Coming from childhood sexual abuse I brought with me a plethora of desires that I hadn’t conceived. Instead of playing with dolls as a small girl, I found ways to masturbate and manipulate the sexual parts of me.
It was what I was taught.
Anal curiosity came from sodomy as sure as watching my mom make eggplant parmesan gave me a desire to cook.
I learned I had to reassess what I believed I was choosing. Was it my desire or a learned behavior?
Did I like being mistreated by a monstrous man for 18 years or was I taught that was my calling in life? To serve others and give them their desires?
The desires born out of my heart were always there, somewhere lurking in the background of all the chaos happening around me but I never let those desires out. Instead, I played out the desires of the abusers around me and assumed they were my desires, too.
I was not taught to see myself, rather I was taught to see them. It’s a complicated piece to unravel. I had a desire to love them, right? Or was it a desire born out of pleasing them so I wouldn’t be hurt? Abusers change facts, deny reality and make you feel a responsibility in the abuse.
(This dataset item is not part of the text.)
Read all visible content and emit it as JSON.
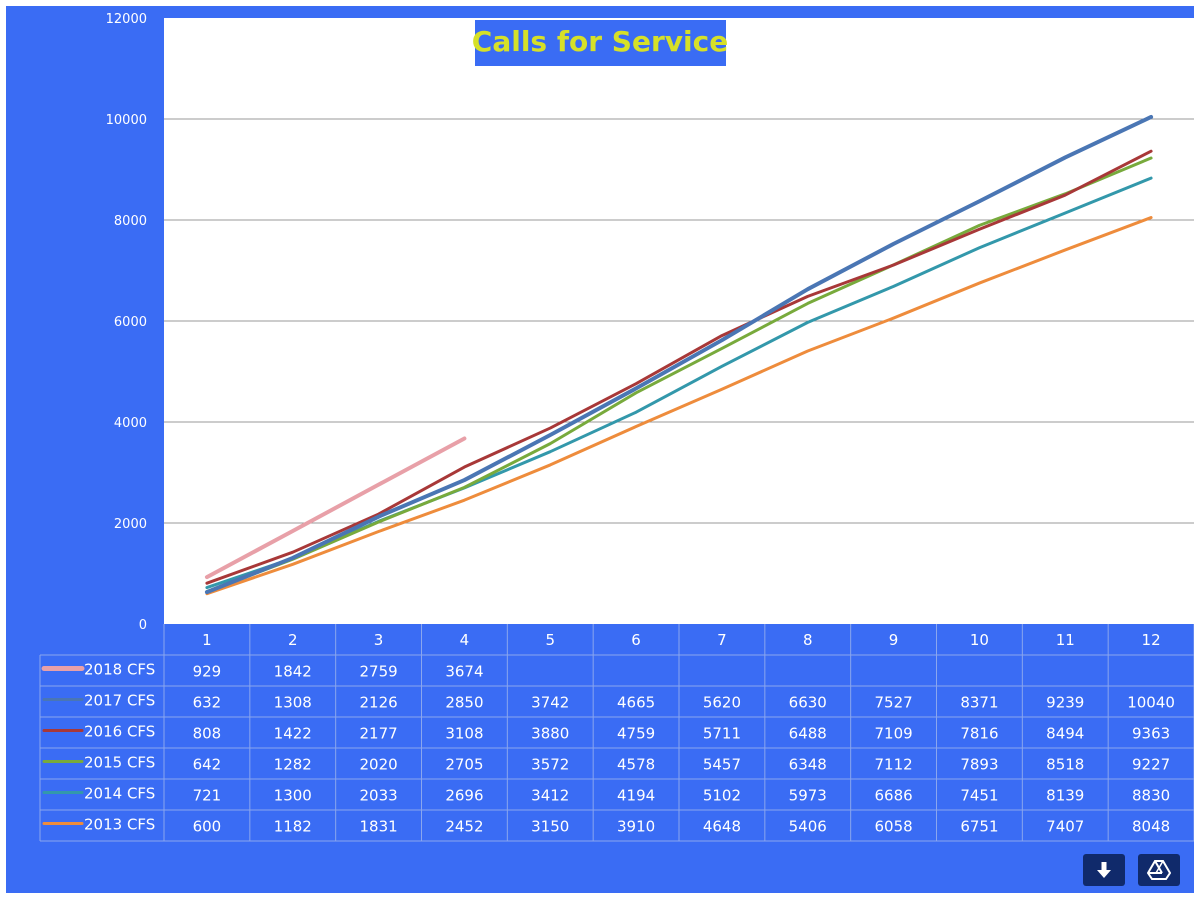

Did I really want all the sexual exploration or was I playing out what I was shown?
I believe I walked through life living the desires of those around me. I had to learn how to see myself. It was through finding my story and bringing it fully to God that I began very slowly walking towards the desires of my own heart.
This doesn’t take the blame away from any of my choices, but it is certainly the reality of how I lived. It’s the most beautiful thing that God did for me. He saw in me what others did not. He led me towards an inner beauty and dismissed all the other stuff. He knew I was entrapped by patterns that were designed for me and He helped lead me to the door of freedom.
This is a tremendously lengthy process. It feels selfish and unkind, at first – to see yourself. And then I realized that this is what I should have been taught as a child. If any of my needs had been met, I would have known it was okay for me to have a need.
I’m learning what my desires are today and am defeating the voice of those desires that are not mine but my abusers.